W ocenie organu odwoławczego powyższe sformułowania, w połączeniu

z umieszczaniem na etykietach lub w opisach wprowadzanych do obrotu mieszanek paszowych skrótu "CBD", sugerują, że mieszanki te podawane są w celu przywrócenia, poprawienia lub modyfikacji fizjologicznych funkcji organizmu zwierzęcia poprzez działanie farmakologiczne, immunologiczne lub metaboliczne, a zatem mieszczą się w definicji produktu leczniczego i jako takie wymagają uzyskania pozwolenia na dopuszczenie do obrotu. Sprzedaż mieszanek paszowych oznakowanych w sposób sugerujący właściwości lecznicze nosi znamiona wprowadzania do obrotu nieprzebadanego, nielegalnego i zagrażającego zdrowiu zwierząt produktu leczniczego weterynaryjnego.

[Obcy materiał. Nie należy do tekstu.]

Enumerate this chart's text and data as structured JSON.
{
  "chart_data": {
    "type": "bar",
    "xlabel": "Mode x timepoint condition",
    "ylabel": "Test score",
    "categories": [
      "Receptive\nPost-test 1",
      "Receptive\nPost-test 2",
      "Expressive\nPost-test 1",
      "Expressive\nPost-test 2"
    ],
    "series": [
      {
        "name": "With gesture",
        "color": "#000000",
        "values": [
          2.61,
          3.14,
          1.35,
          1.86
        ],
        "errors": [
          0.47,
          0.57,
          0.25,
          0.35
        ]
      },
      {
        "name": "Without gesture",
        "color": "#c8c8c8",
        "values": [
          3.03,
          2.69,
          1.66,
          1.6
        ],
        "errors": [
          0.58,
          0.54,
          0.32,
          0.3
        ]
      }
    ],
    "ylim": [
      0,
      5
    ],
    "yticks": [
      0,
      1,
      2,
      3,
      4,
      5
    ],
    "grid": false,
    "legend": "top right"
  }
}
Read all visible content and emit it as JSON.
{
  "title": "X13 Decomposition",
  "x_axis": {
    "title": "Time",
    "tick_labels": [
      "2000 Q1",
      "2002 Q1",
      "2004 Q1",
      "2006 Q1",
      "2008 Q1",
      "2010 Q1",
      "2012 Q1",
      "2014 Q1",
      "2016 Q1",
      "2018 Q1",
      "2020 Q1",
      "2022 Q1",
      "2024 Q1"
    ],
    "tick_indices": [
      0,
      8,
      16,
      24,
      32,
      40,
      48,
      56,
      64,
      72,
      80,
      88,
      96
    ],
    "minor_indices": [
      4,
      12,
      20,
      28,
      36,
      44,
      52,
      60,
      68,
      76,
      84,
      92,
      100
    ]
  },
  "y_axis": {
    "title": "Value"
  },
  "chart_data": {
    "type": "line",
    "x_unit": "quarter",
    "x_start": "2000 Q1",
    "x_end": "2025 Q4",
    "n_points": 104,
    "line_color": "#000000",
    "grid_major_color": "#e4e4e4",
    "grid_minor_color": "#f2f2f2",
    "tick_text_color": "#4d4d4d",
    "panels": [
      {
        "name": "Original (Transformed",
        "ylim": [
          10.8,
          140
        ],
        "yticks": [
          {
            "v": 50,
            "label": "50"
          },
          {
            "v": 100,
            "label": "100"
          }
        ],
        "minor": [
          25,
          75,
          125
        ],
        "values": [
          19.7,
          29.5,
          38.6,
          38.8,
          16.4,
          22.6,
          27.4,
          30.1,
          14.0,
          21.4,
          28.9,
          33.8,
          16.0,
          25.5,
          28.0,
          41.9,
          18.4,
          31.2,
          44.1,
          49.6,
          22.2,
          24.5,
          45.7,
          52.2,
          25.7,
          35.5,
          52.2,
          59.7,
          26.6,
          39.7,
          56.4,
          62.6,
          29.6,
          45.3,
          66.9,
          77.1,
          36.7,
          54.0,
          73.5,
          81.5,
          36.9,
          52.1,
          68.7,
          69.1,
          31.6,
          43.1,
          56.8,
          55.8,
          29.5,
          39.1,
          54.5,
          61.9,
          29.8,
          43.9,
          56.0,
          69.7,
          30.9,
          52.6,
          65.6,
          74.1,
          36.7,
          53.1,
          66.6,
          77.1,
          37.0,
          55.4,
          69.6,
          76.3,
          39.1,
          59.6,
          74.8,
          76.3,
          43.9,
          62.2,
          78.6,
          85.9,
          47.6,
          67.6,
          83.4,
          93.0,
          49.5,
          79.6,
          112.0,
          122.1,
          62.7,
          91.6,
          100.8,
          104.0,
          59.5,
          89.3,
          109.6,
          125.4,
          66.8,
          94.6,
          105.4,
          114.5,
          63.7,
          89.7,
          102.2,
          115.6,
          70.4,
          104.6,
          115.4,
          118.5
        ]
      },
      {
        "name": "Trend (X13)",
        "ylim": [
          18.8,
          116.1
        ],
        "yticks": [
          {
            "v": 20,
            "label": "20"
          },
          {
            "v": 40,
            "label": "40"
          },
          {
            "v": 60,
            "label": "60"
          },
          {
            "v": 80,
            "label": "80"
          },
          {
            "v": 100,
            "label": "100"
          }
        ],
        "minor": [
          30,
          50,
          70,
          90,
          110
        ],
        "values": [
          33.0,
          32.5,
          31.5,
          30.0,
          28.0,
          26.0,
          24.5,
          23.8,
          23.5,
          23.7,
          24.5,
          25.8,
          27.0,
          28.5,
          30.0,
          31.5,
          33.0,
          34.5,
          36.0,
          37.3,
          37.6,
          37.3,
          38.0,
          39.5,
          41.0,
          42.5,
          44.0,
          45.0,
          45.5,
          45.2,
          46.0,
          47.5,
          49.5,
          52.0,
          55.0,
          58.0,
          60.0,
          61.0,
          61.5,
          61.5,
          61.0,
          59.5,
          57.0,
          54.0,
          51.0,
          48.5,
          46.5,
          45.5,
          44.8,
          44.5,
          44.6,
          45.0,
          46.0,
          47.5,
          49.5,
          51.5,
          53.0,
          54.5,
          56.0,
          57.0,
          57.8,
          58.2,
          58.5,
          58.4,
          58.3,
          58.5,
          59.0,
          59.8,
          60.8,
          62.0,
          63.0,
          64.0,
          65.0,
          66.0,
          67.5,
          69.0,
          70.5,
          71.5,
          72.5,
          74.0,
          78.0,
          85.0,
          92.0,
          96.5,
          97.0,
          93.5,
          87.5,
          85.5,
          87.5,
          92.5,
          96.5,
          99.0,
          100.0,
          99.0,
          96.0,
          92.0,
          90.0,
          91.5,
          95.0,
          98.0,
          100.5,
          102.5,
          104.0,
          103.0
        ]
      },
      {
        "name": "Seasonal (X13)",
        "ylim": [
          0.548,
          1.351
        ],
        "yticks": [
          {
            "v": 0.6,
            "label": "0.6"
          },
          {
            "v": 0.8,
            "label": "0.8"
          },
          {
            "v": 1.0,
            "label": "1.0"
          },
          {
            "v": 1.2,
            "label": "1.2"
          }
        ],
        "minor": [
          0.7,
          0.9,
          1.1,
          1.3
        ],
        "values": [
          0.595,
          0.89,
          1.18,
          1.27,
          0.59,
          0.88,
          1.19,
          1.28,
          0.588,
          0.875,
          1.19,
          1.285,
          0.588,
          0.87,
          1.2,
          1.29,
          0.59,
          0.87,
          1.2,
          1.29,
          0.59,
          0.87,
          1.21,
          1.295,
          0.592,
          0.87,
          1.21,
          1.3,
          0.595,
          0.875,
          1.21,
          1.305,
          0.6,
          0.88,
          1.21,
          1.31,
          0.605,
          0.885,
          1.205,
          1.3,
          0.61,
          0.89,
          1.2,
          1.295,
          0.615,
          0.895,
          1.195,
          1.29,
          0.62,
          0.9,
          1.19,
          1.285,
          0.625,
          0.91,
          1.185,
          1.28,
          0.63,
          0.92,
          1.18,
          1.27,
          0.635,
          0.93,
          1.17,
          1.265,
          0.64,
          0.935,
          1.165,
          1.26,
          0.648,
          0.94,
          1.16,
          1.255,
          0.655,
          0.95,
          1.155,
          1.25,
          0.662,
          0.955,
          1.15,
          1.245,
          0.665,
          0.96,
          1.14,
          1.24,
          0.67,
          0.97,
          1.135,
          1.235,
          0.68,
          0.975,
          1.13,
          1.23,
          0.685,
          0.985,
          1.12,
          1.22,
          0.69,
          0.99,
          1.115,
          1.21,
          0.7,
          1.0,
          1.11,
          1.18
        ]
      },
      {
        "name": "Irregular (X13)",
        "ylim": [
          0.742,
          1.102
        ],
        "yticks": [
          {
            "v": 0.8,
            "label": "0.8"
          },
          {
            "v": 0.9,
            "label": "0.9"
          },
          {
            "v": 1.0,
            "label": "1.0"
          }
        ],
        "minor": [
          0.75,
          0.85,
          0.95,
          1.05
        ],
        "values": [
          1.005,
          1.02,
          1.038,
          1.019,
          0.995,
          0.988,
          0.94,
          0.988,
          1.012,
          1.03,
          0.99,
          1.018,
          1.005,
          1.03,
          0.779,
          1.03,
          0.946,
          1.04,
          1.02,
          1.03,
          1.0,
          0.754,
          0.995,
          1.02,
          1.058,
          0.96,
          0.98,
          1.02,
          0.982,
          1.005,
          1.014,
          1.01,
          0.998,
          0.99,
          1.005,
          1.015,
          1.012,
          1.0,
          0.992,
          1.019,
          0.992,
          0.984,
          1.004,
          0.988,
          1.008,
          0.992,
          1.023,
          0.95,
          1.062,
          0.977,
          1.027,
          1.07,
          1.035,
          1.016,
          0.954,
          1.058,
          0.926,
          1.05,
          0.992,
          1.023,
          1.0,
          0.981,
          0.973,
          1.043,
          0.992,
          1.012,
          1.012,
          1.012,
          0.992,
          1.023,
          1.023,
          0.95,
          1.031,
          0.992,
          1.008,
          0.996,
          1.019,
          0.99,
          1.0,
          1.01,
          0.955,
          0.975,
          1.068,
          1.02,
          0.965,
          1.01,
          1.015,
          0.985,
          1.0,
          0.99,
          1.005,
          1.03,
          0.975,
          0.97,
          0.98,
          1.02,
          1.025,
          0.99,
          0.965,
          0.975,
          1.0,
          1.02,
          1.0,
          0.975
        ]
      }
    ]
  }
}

Organ odwoławczy podkreślił, że nie ma oficjalnych zalecanych dawek tej substancji, a ustalenie ile CBD należy przyjmować nie jest oczywiste, ponieważ nie jest obecnie regulowane nawet przez Food and Drug Administration (FDA). Dodatkowo sformułowania na etykietach, czy w opisach mieszanek wskazujące konkretną zawartość CBD w mg sugerują, że jest to deklarowana ilość dodana, czyli ekstrakt z konopi, który jest nieautoryzowanym dodatkiem paszowym.. W UE nie zatwierdzono do tej pory żadnego dodatku paszowego z CBD, tj. kannabidiolem, a wprowadzanie do obrotu na chwilę obecną olejków CBD (uzyskanych metodami innymi niż wskazane w glosariuszu dla oleju z nasion konopi) spełniających definicję dodatku paszowego jest nielegalne w świetle prawa UE.

Zgodnie z prawodawstwem UE do stosowania w żywieniu zwierząt dopuszczono szereg materiałów paszowych z konopi. Jednym z nich jest olej z konopi, który jest wskazany w Katalogu Materiałów Paszowych ustanowionym rozporządzeniem (UE)

nr 68/2013 (nr katalogowy 2.22.3). Jednakże, jak wynika z treści ww. rozporządzenia, materiałem paszowym może być jedynie olej uzyskiwany przez tłoczenie roślin i nasion konopi z kontrolowanych odmian Cannabis sativa L. o maksymalnej zawartości tetrahydrokanabinolu (THC) na poziomie < 0,3% w suchej masie. Olej uzyskany jedynie

z takich konopi poprzez tłoczenie, niepoddawany żadnym dodatkowym procesom mającym na celu uzyskanie skoncentrowanej formy CBD, jest dopuszczony do stosowania na terenie UE jako składnik pasz.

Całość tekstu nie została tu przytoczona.